Senior also makes the wise choice to deliver her findings systematically in stage-by-stage fashion. To explain the “bunker years” in which adults trade the autonomy of their child-free lives for the gear-laden, demanding days of parenting young children, Senior shares relevant findings through the stories of families she met through Early Childhood Family Education classes in Minnesota’s Twin Cities. Senior elucidates studies on sleep deprivation, flow, and multitasking to show how they help explain why life with little kids often feels like “a long-running experiment in contained bedlam.” In an excellent chapter on marriage and the stresses parenting places upon it, Senior introduces us to Angie and Clint, a shift-working couple of two young sons, to reveal academic research on time-use, social isolation, child compliance, sex, and a fascinating concept called “unentitlement,” in which parents—especially mothers—prioritize family and household chores above their own needs. In the third chapter, Senior introduces the “simple gifts” parenting can bring and the science behind them as she follows Sharon, a 67-year-old raising her 3-year-old grandson alone. Sharon is also the lens through which Senior discusses research on the ways in which parenting children—who, Senior eloquently reminds us, “still have their hands on the world”—allow adults to reconnect to the pleasures of tangible, tactile pursuits; to ponder philosophical questions; and to embrace the chance to practice being our best selves.

Senior departs both the bunker years and Minnesota in her chapters on the later years of parenting. She devotes a jam-packed section to the “obdurate challenges of the middle parenting years” and, especially, the effects the overscheduling of kids has on their parents. For this stage, she heads off to suburban Houston, home of demographically diverse parents trying to help their kids balance schoolwork and demanding extracurricular activities (like the pervasive Tuesday night football practices) in an uncertain culture devoid of the folkways that helped parents navigate for generations before ours. In this chapter, Senior also looks at the shifting pressures on women over the last half-century from “keeping an immaculate house to being an irreproachable mom.” Senior’s chapter on adolescence is not for the faint of heart, chronicling as it does the experiences of several Brooklyn families who deal with everything from sons egging neighborhood houses and surfing Internet porn to daughters shoplifting and self-mutilating. Particularly fascinating in this section is Senior’s suggestion that, though “adolescence, more than any other phase of child-rearing, is when the paradoxes of modern childhood assert themselves most vividly,” its fraught reputation may be because we adults are at a loss when the children who’ve relied on us for so much somewhat suddenly, but quite naturally, begin to pull away, leaving our relationships with them and our partners, not to mention ourselves, up in the air.

If the rest of the book is superb, the final chapter of All Joy and No Fun is transcendent.
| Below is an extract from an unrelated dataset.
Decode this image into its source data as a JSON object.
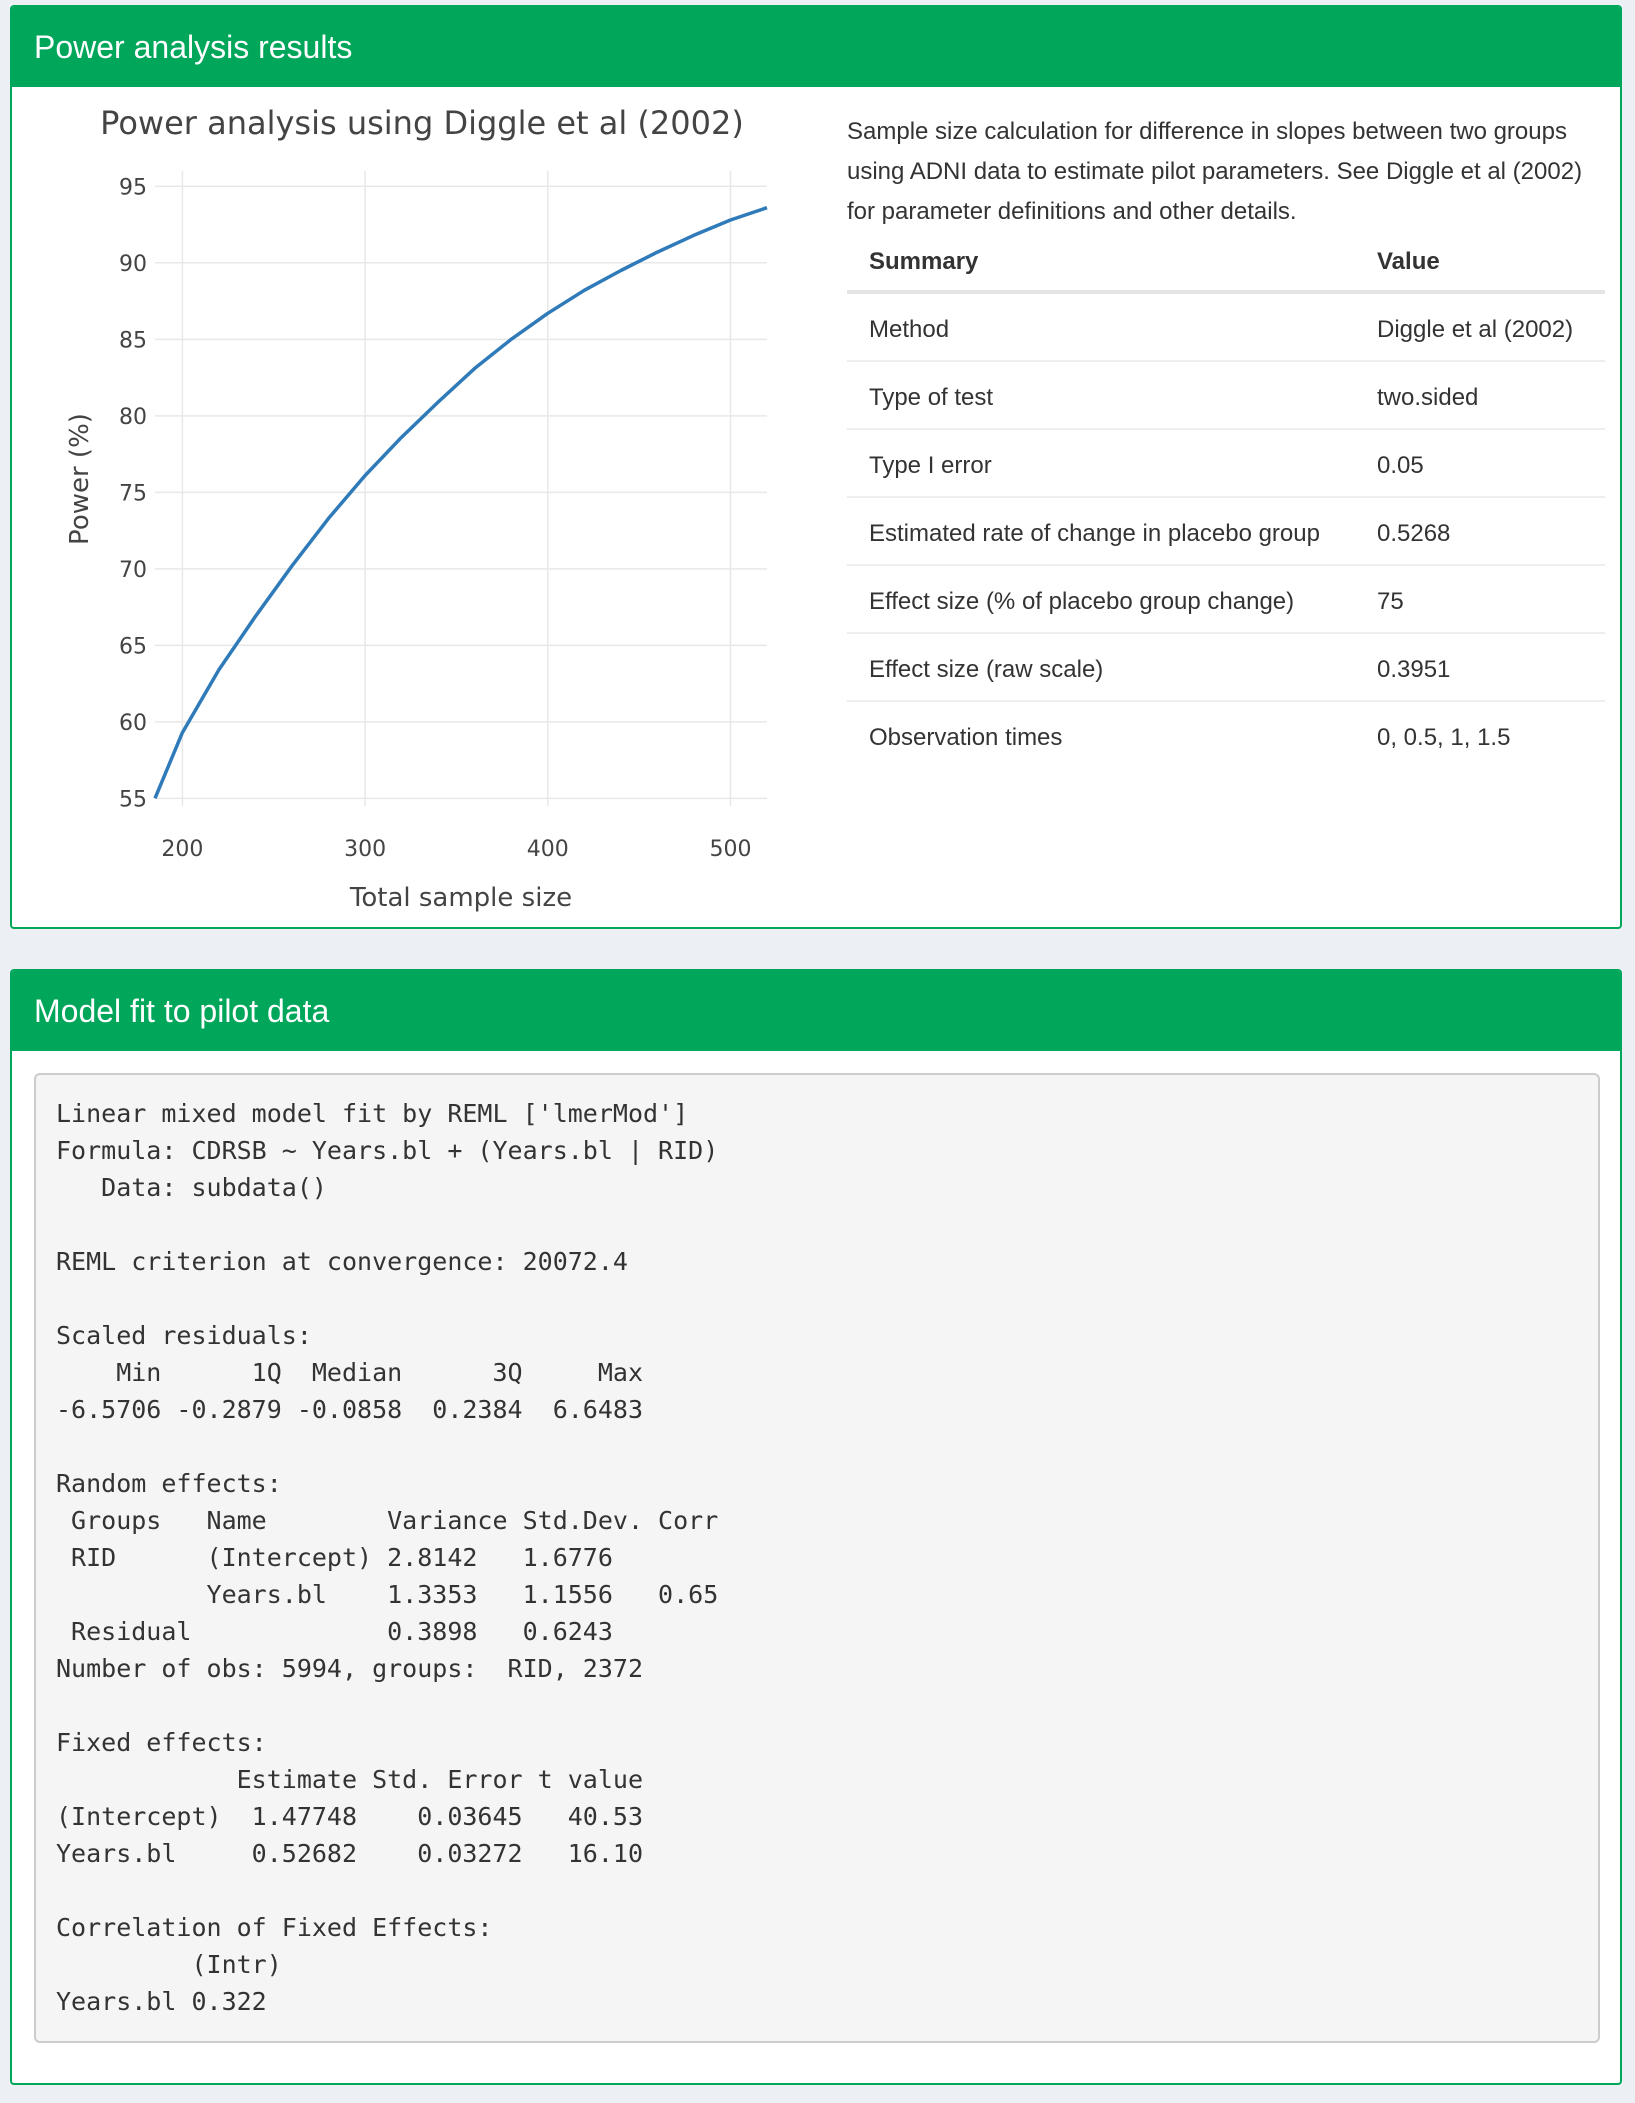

Senior goes beyond the usual nonfiction tactic of revisiting her earlier arguments to discuss how, despite its trials, parenting gives us access to unparalleled joy, imbues our lives with meaning, and offers us the chance to redeem our past mistakes and leave a positive legacy. Explaining why it’s so much harder to quantify “how it feels to be a parent” rather than “how it feels to do the quotidian and often arduous task of parenting,” Senior leaves parents lucky enough to read her outstanding book with the distinct impression that, both in spite of and because of the sleepless nights, mind-numbing responsibilities, and heart-rending challenges, this parenting business is the most meaningful kind there is.

Kristen Levithan writes about motherhood, women’s history, and mother-writers for print and online publications. Currently at work on a non-fiction book about writers who were also mothers, Kristen lives in New England with her husband and three children and offers cultural commentary and musings on modern motherhood at her blog, Motherese.